Les agressions et violences sexuelles seront à nouveau au coeur des débats, comme c’était le cas récemment lors d’une table-ronde au Sénat. Avec un focus plus marqué sur les femmes autistes. « L’autisme engendre une vulnérabilité particulière, ajoute Muriel Salmona, psychiatre et présidente de l’association Mémoire traumatique; les violences sexuelles aggravent l’autisme. Je suis contente que ce colloque ait lieu, que l’omerta sur les violences soit levée, particulièrement sur les femmes handicapées mentales ou autistes. » Engagée dans des organisations féministes, Laure Salmona veut développer la prise en charge du psycho-traumatisme des victimes : « C’est l’ensemble des conséquences d’une agression en terme de santé mentale, de troubles neurologiques et endocriniens. Les blessures neuropsychiques ont des conséquences considérables qui entrainent des risques de dépression, d’addiction, de suicide. » Une prise en charge thérapeutique pour sortir de la sidération, mettre des mots, peut atténuer et faire disparaître les séquelles, l’Etat commence d’ailleurs à le prendre en compte : la ministre de la Justice, Nicole Belloubet, a inauguré le 22 février le Centre National de Ressource et de Résilience de Lille (Nord), premier établissement de recherche sur le psycho-traumatisme prélude à la création d’une dizaine d’unités de soins.

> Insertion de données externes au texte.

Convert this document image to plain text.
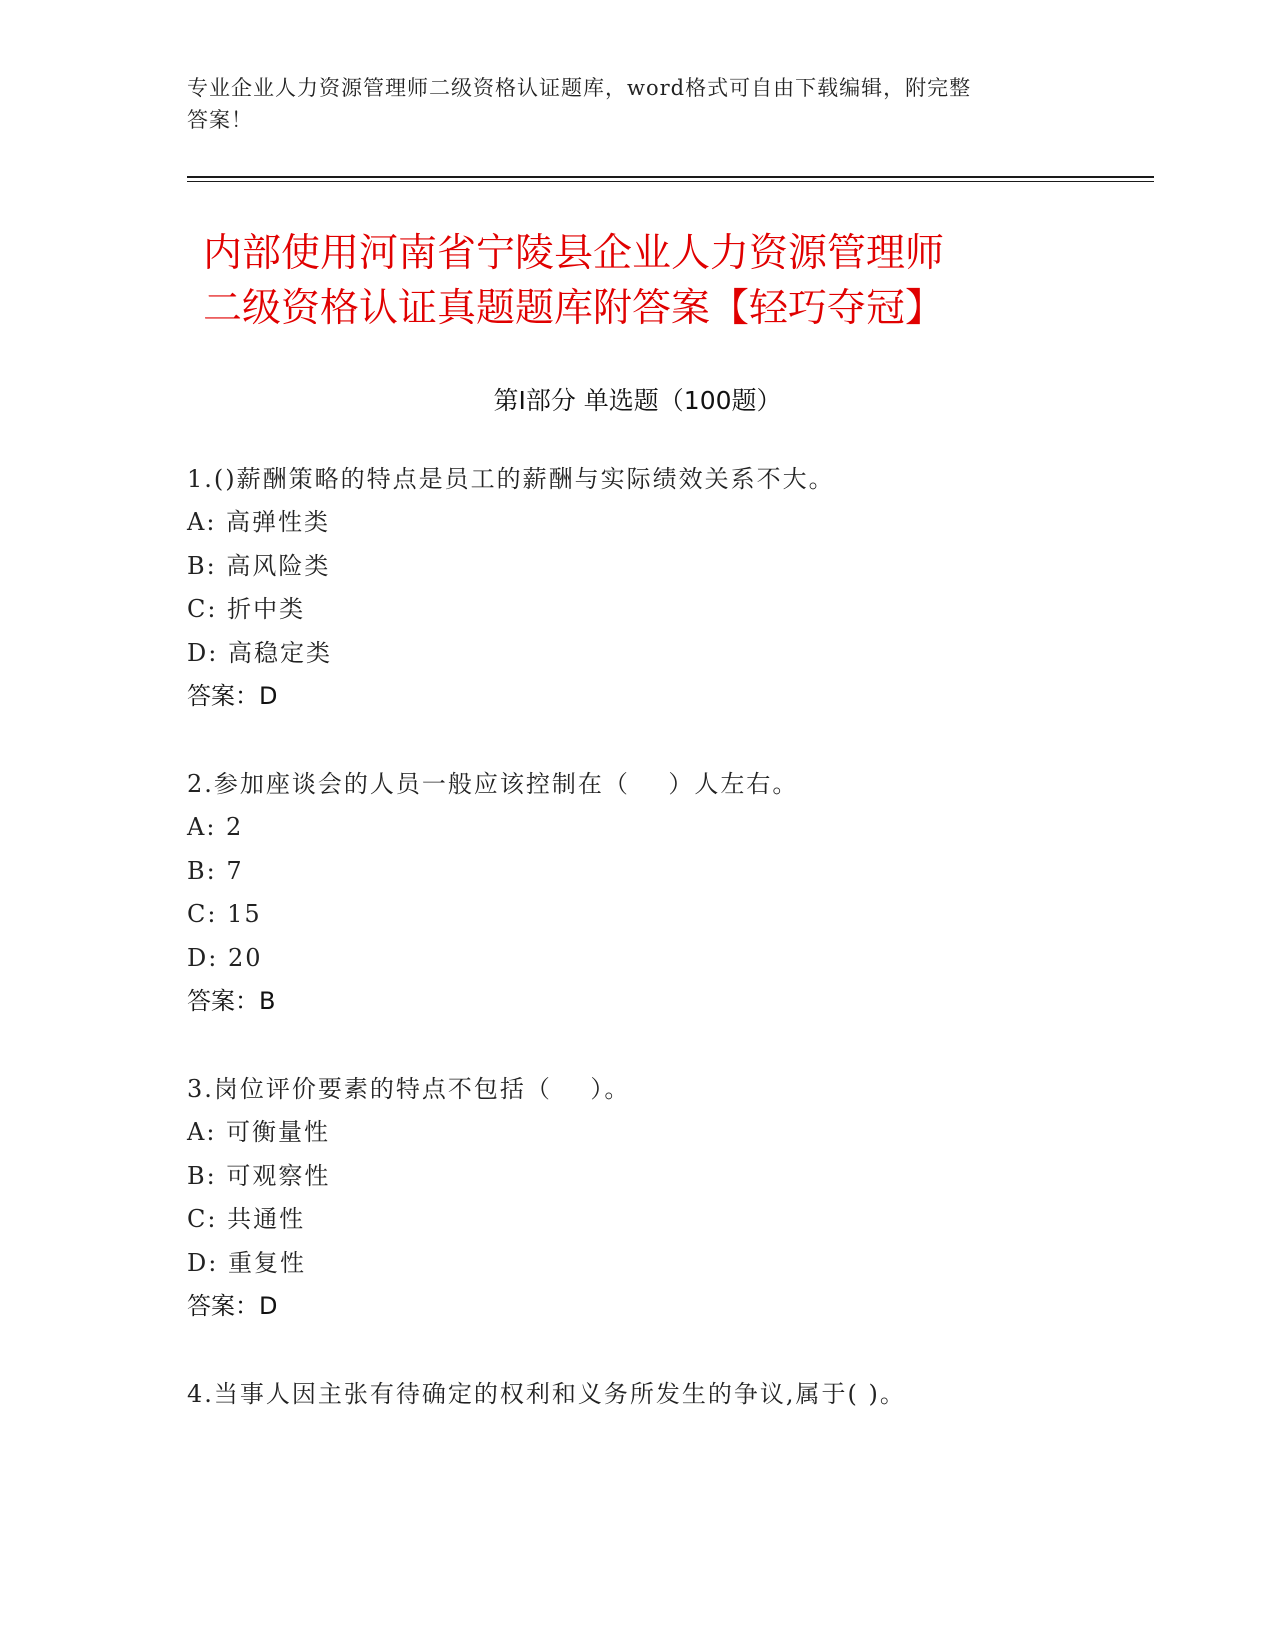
专业企业人力资源管理师二级资格认证题库，word格式可自由下载编辑，附完整
答案！
内部使用河南省宁陵县企业人力资源管理师
二级资格认证真题题库附答案【轻巧夺冠】
第Ⅰ部分 单选题（100题）
1.()薪酬策略的特点是员工的薪酬与实际绩效关系不大。
A: 高弹性类
B: 高风险类
C: 折中类
D: 高稳定类
答案：D
2.参加座谈会的人员一般应该控制在（    ）人左右。
A: 2
B: 7
C: 15
D: 20
答案：B
3.岗位评价要素的特点不包括（    ）。
A: 可衡量性
B: 可观察性
C: 共通性
D: 重复性
答案：D
4.当事人因主张有待确定的权利和义务所发生的争议,属于( )。
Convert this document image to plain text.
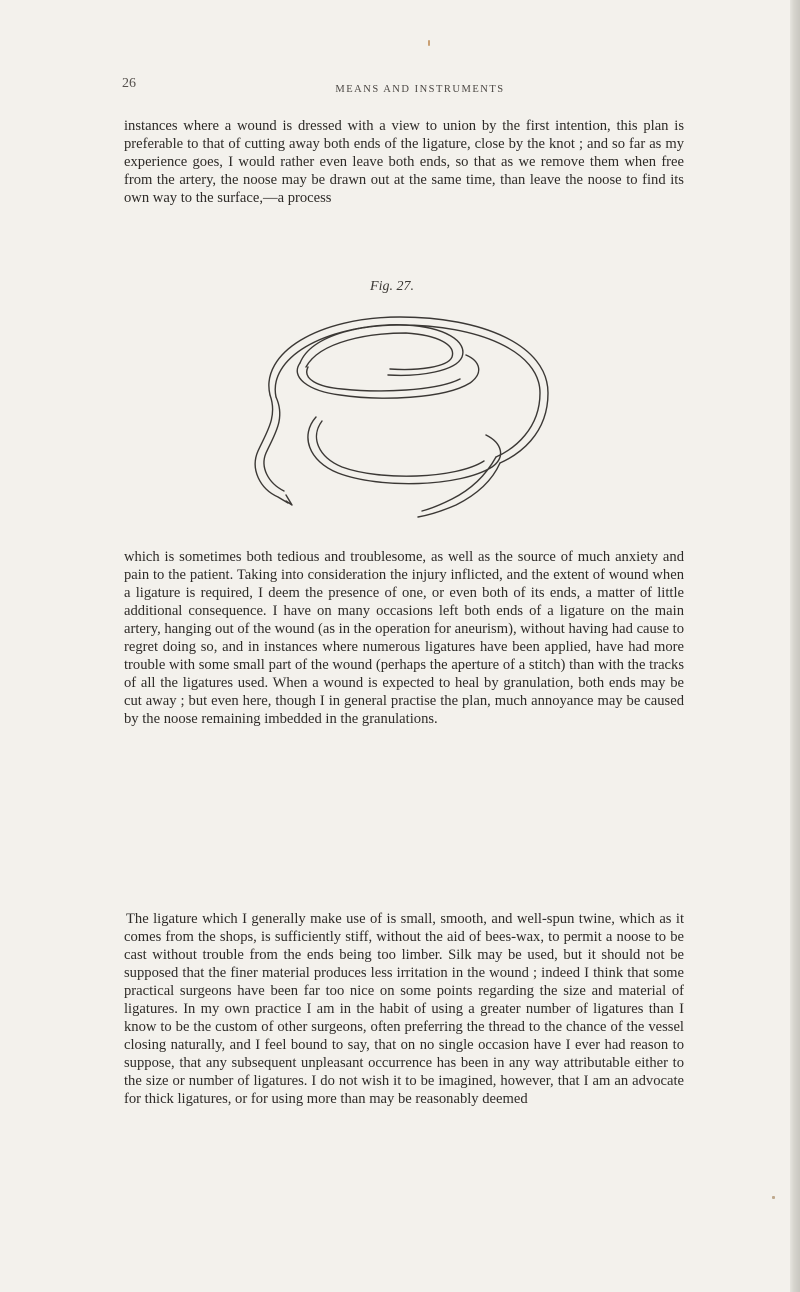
26	MEANS AND INSTRUMENTS

instances where a wound is dressed with a view to union by the first intention, this plan is preferable to that of cutting away both ends of the ligature, close by the knot ; and so far as my experience goes, I would rather even leave both ends, so that as we remove them when free from the artery, the noose may be drawn out at the same time, than leave the noose to find its own way to the surface,—a process

Fig. 27.

which is sometimes both tedious and troublesome, as well as the source of much anxiety and pain to the patient. Taking into consideration the injury inflicted, and the extent of wound when a ligature is required, I deem the presence of one, or even both of its ends, a matter of little additional consequence. I have on many occasions left both ends of a ligature on the main artery, hanging out of the wound (as in the operation for aneurism), without having had cause to regret doing so, and in instances where numerous ligatures have been applied, have had more trouble with some small part of the wound (perhaps the aperture of a stitch) than with the tracks of all the ligatures used. When a wound is expected to heal by granulation, both ends may be cut away ; but even here, though I in general practise the plan, much annoyance may be caused by the noose remaining imbedded in the granulations.

The ligature which I generally make use of is small, smooth, and well-spun twine, which as it comes from the shops, is sufficiently stiff, without the aid of bees-wax, to permit a noose to be cast without trouble from the ends being too limber. Silk may be used, but it should not be supposed that the finer material produces less irritation in the wound ; indeed I think that some practical surgeons have been far too nice on some points regarding the size and material of ligatures. In my own practice I am in the habit of using a greater number of ligatures than I know to be the custom of other surgeons, often preferring the thread to the chance of the vessel closing naturally, and I feel bound to say, that on no single occasion have I ever had reason to suppose, that any subsequent unpleasant occurrence has been in any way attributable either to the size or number of ligatures. I do not wish it to be imagined, however, that I am an advocate for thick ligatures, or for using more than may be reasonably deemed
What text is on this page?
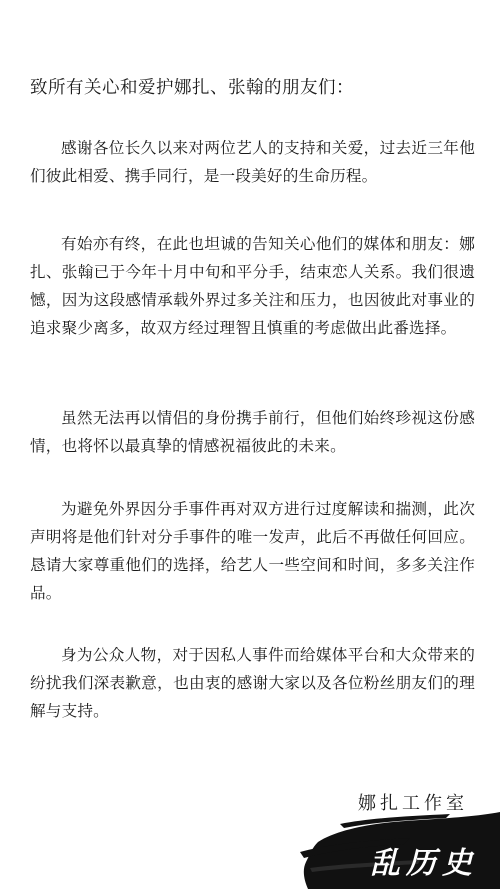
致所有关心和爱护娜扎、张翰的朋友们：
感谢各位长久以来对两位艺人的支持和关爱，过去近三年他们彼此相爱、携手同行，是一段美好的生命历程。
有始亦有终，在此也坦诚的告知关心他们的媒体和朋友：娜扎、张翰已于今年十月中旬和平分手，结束恋人关系。我们很遗憾，因为这段感情承载外界过多关注和压力，也因彼此对事业的追求聚少离多，故双方经过理智且慎重的考虑做出此番选择。
虽然无法再以情侣的身份携手前行，但他们始终珍视这份感情，也将怀以最真挚的情感祝福彼此的未来。
为避免外界因分手事件再对双方进行过度解读和揣测，此次声明将是他们针对分手事件的唯一发声，此后不再做任何回应。恳请大家尊重他们的选择，给艺人一些空间和时间，多多关注作品。
身为公众人物，对于因私人事件而给媒体平台和大众带来的纷扰我们深表歉意，也由衷的感谢大家以及各位粉丝朋友们的理解与支持。
娜扎工作室
乱历史
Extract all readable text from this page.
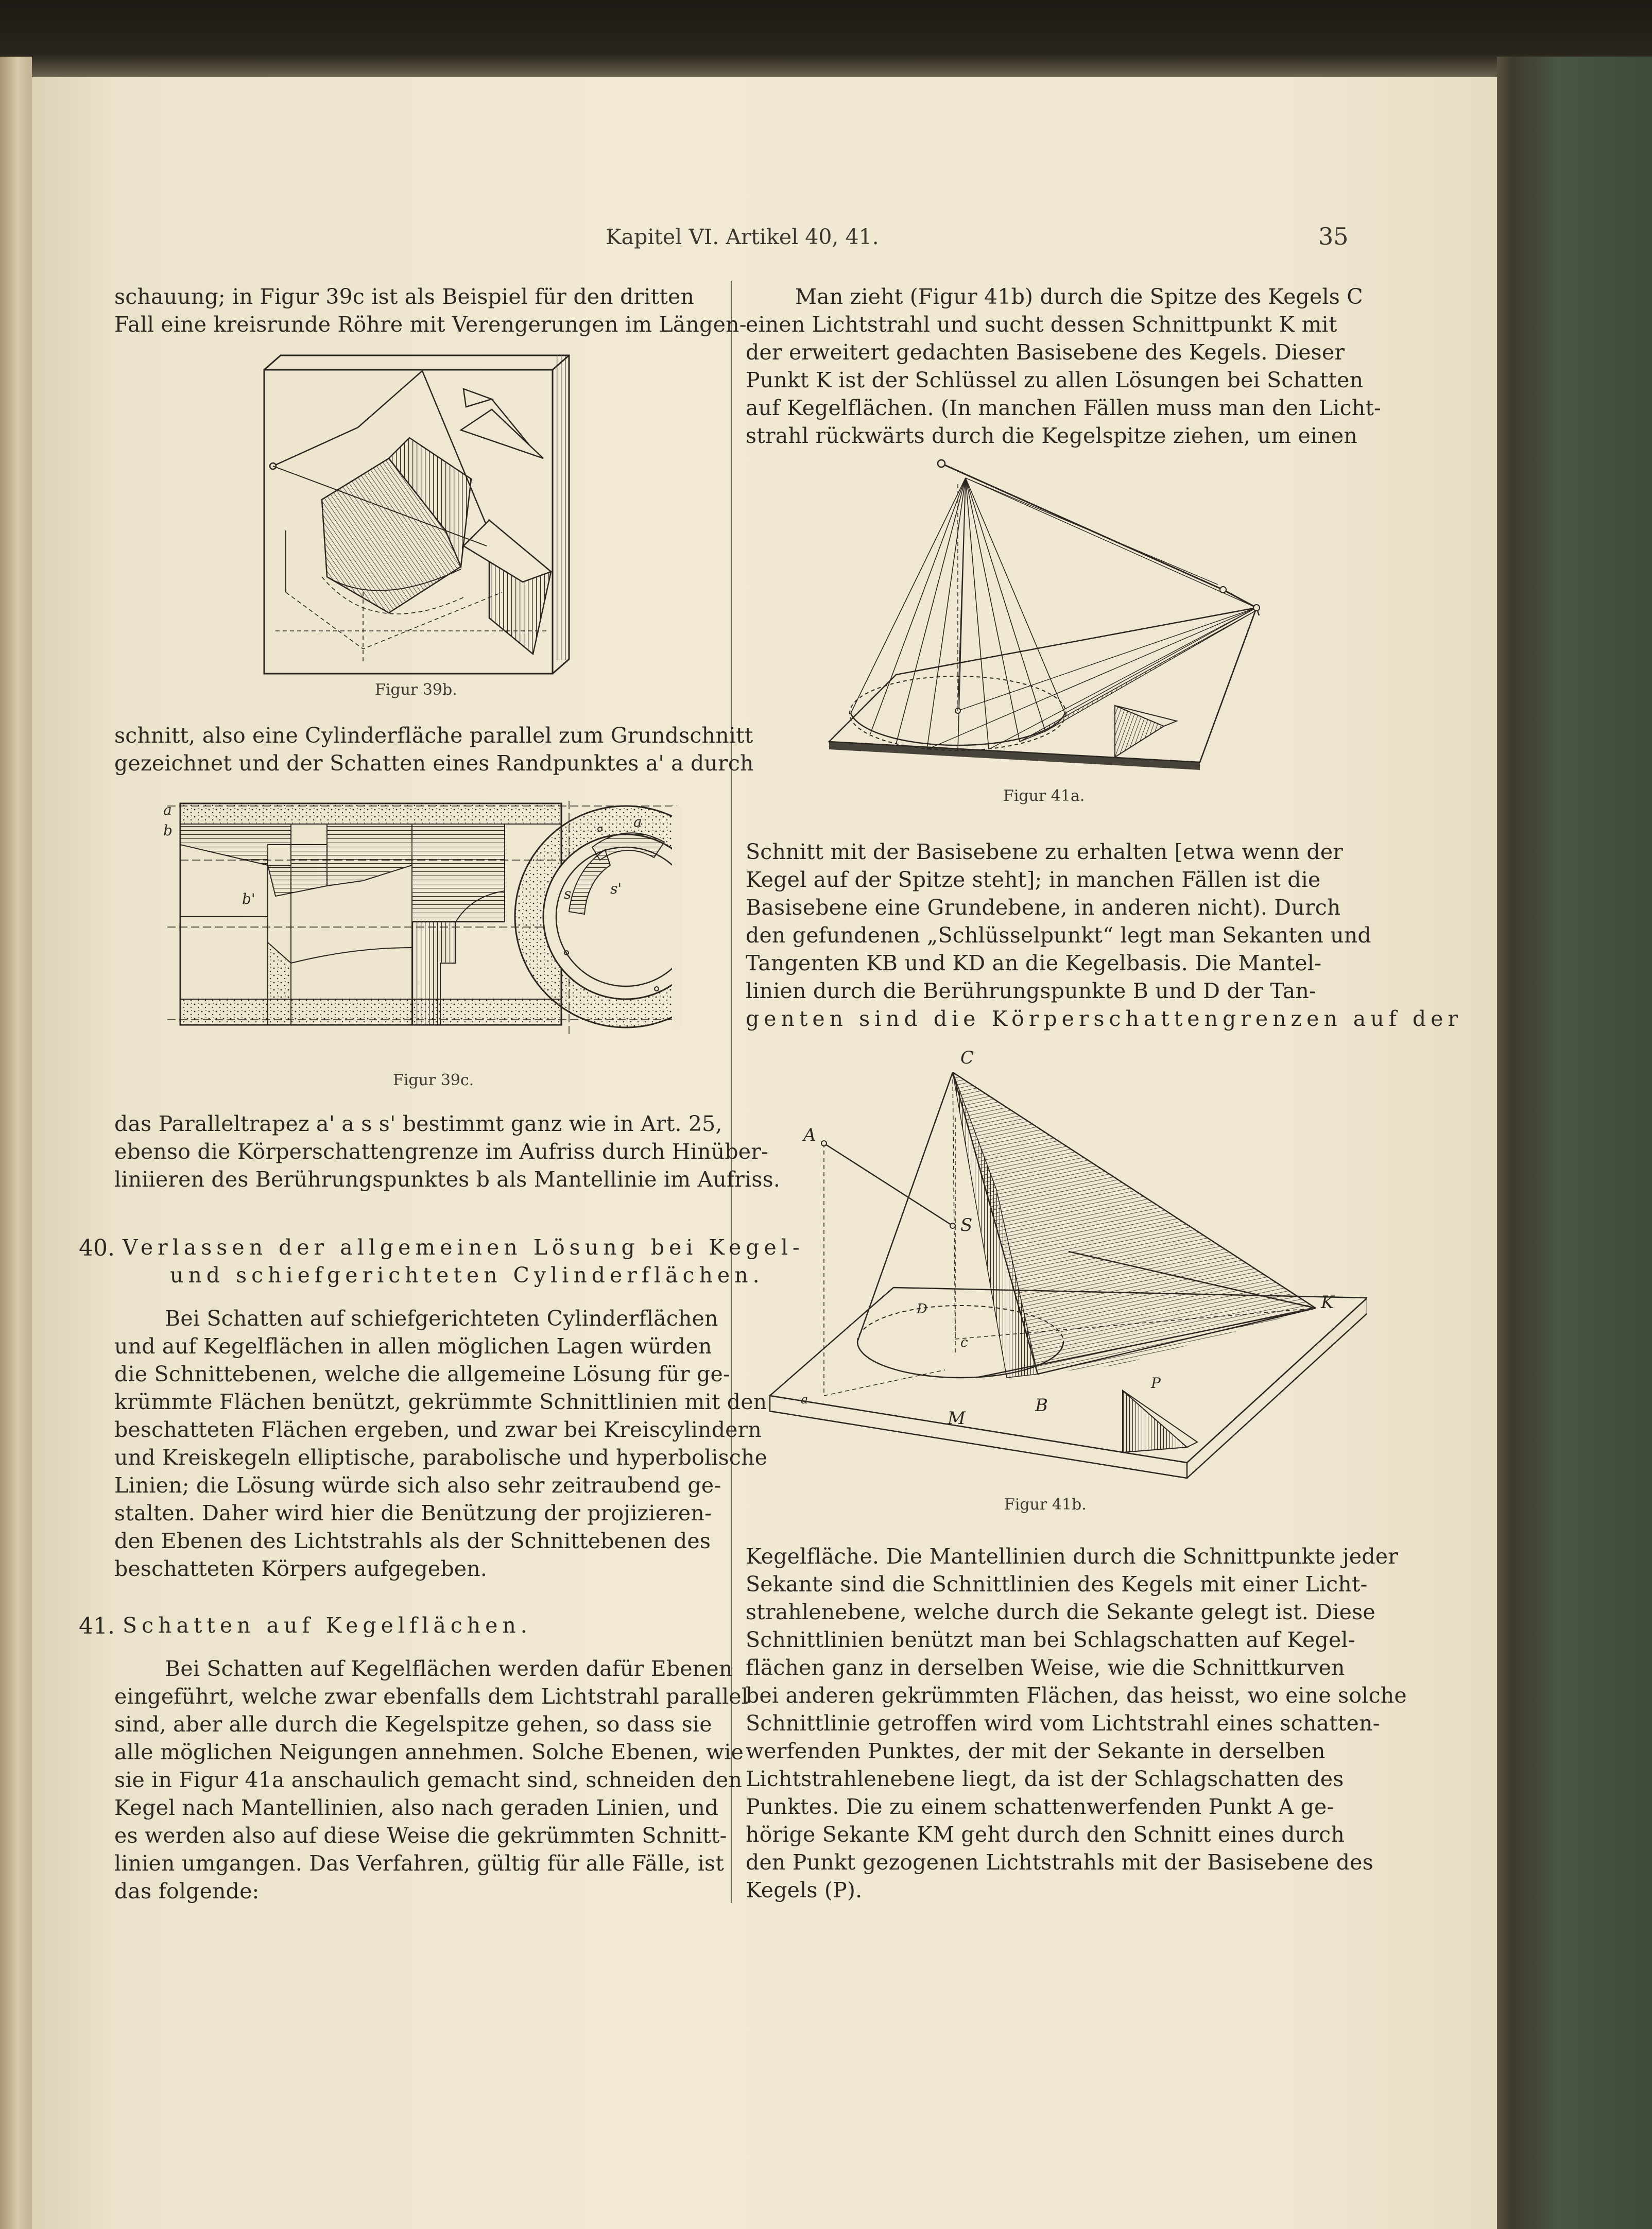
Kapitel VI. Artikel 40, 41.	35
schauung; in Figur 39c ist als Beispiel für den dritten
Fall eine kreisrunde Röhre mit Verengerungen im Längen-
Figur 39b.
schnitt, also eine Cylinderfläche parallel zum Grundschnitt
gezeichnet und der Schatten eines Randpunktes a' a durch
a
b
b'
a
s	s'
Figur 39c.
das Paralleltrapez a' a s s' bestimmt ganz wie in Art. 25,
ebenso die Körperschattengrenze im Aufriss durch Hinüber-
liniieren des Berührungspunktes b als Mantellinie im Aufriss.
40. Verlassen der allgemeinen Lösung bei Kegel-
und schiefgerichteten Cylinderflächen.
Bei Schatten auf schiefgerichteten Cylinderflächen
und auf Kegelflächen in allen möglichen Lagen würden
die Schnittebenen, welche die allgemeine Lösung für ge-
krümmte Flächen benützt, gekrümmte Schnittlinien mit den
beschatteten Flächen ergeben, und zwar bei Kreiscylindern
und Kreiskegeln elliptische, parabolische und hyperbolische
Linien; die Lösung würde sich also sehr zeitraubend ge-
stalten. Daher wird hier die Benützung der projizieren-
den Ebenen des Lichtstrahls als der Schnittebenen des
beschatteten Körpers aufgegeben.
41. Schatten auf Kegelflächen.
Bei Schatten auf Kegelflächen werden dafür Ebenen
eingeführt, welche zwar ebenfalls dem Lichtstrahl parallel
sind, aber alle durch die Kegelspitze gehen, so dass sie
alle möglichen Neigungen annehmen. Solche Ebenen, wie
sie in Figur 41a anschaulich gemacht sind, schneiden den
Kegel nach Mantellinien, also nach geraden Linien, und
es werden also auf diese Weise die gekrümmten Schnitt-
linien umgangen. Das Verfahren, gültig für alle Fälle, ist
das folgende:
Man zieht (Figur 41b) durch die Spitze des Kegels C
einen Lichtstrahl und sucht dessen Schnittpunkt K mit
der erweitert gedachten Basisebene des Kegels. Dieser
Punkt K ist der Schlüssel zu allen Lösungen bei Schatten
auf Kegelflächen. (In manchen Fällen muss man den Licht-
strahl rückwärts durch die Kegelspitze ziehen, um einen
Figur 41a.
Schnitt mit der Basisebene zu erhalten [etwa wenn der
Kegel auf der Spitze steht]; in manchen Fällen ist die
Basisebene eine Grundebene, in anderen nicht). Durch
den gefundenen „Schlüsselpunkt“ legt man Sekanten und
Tangenten KB und KD an die Kegelbasis. Die Mantel-
linien durch die Berührungspunkte B und D der Tan-
genten sind die Körperschattengrenzen auf der
C
A
S
D
c
K
P
a
M
B
Figur 41b.
Kegelfläche. Die Mantellinien durch die Schnittpunkte jeder
Sekante sind die Schnittlinien des Kegels mit einer Licht-
strahlenebene, welche durch die Sekante gelegt ist. Diese
Schnittlinien benützt man bei Schlagschatten auf Kegel-
flächen ganz in derselben Weise, wie die Schnittkurven
bei anderen gekrümmten Flächen, das heisst, wo eine solche
Schnittlinie getroffen wird vom Lichtstrahl eines schatten-
werfenden Punktes, der mit der Sekante in derselben
Lichtstrahlenebene liegt, da ist der Schlagschatten des
Punktes. Die zu einem schattenwerfenden Punkt A ge-
hörige Sekante KM geht durch den Schnitt eines durch
den Punkt gezogenen Lichtstrahls mit der Basisebene des
Kegels (P).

L'(in)action des politiques
Cet engagement de la ministre de la Justice, Marie Rabatel l’a ressenti en la rencontrant il y a quelques semaines : « On a eu un échange ouvert sur tous les sujets, sans tabou. J’ai évoqué le sujet du consentement à l’acte sexuel parce qu’une personne autiste n’a pas forcément d’âge prédéfini pour ce consentement éclairé. Il faut en comprendre les conséquences, le fait d’être en position de soumission, et là le consentement n’est pas fidèle. » Et puisque l’on évoque les ministres concernées, on relève l’absence au colloque de la secrétaire d’Etat chargé des droits des femmes, Marlène Schiappa, officiellement pour des raisons d’agenda. Comme c’était déjà le cas pour la table-ronde du Sénat… Ce qui fait se remémorer sa réponse le 22 mai 2018 au député Adrien Taquet défendant des amendements « handicap » au projet de loi réprimant les violences sexistes et sexuelles : « [Ces dispositions] n’ont pas leur place dans ce projet de loi spécifique mais qu’elles pourraient s’inscrire dans le cadre plus global d’un projet de loi de la secrétaire d’État chargée des personnes handicapées, Sophie Cluzel. » La ministre des Femmes ne veut visiblement pas s’intéresser à celles qui vivent avec un handicap. « C’est bien le problème, confirme Muriel Salmona, quand on essaye d’alerter Marlène Schiappa ou Agnès Buzyn [ministre de la Santé et des affaires sociales] elles renvoient vers Sophie Cluzel ! »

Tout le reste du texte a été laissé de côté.